Why AI governance will be mandatory by 2027
The European Union has already enacted the AI Act and companies have until 2027 to comply. CEREBELLUS stays ahead of regulation with real separation of powers.
Artificial intelligence is transforming businesses at an unprecedented pace. But with that power comes a responsibility that many organizations are ignoring: governance.
The European Union AI Act
In 2024, the EU approved the Artificial Intelligence Regulation (AI Act), the world's first comprehensive law on AI. Companies operating in Europe have until 2027 to comply with requirements for transparency, traceability, and human oversight of AI systems.
Penalties for non-compliance can reach up to 7% of annual global revenue — more severe than those under the GDPR.
The problem: Shadow AI
Today, most companies deploy AI without governance.
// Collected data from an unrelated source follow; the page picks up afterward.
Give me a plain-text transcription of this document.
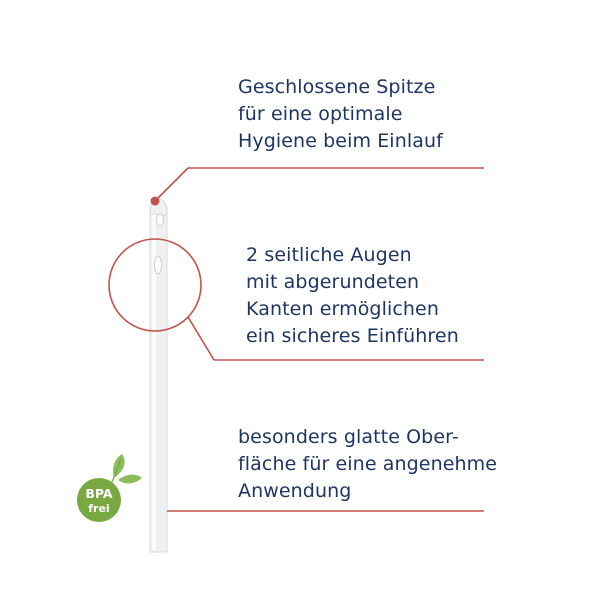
BPA
frei
Geschlossene Spitze
für eine optimale
Hygiene beim Einlauf
2 seitliche Augen
mit abgerundeten
Kanten ermöglichen
ein sicheres Einführen
besonders glatte Ober-
fläche für eine angenehme
Anwendung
Teams use tools on their own, sensitive data travels to external servers, there is no cost traceability, and no one knows who authorized what.
What companies should do now
- Audit which AI tools are being used internally
- Centralize access to language models under a single control panel
- Implement differentiated roles and permissions for each team
- Establish approval processes for the knowledge that feeds the AI
- Document and trace every interaction to meet audit requirements
Companies that get ahead of regulation will not only avoid penalties — they will gain a competitive advantage by operating AI more efficiently, securely, and reliably.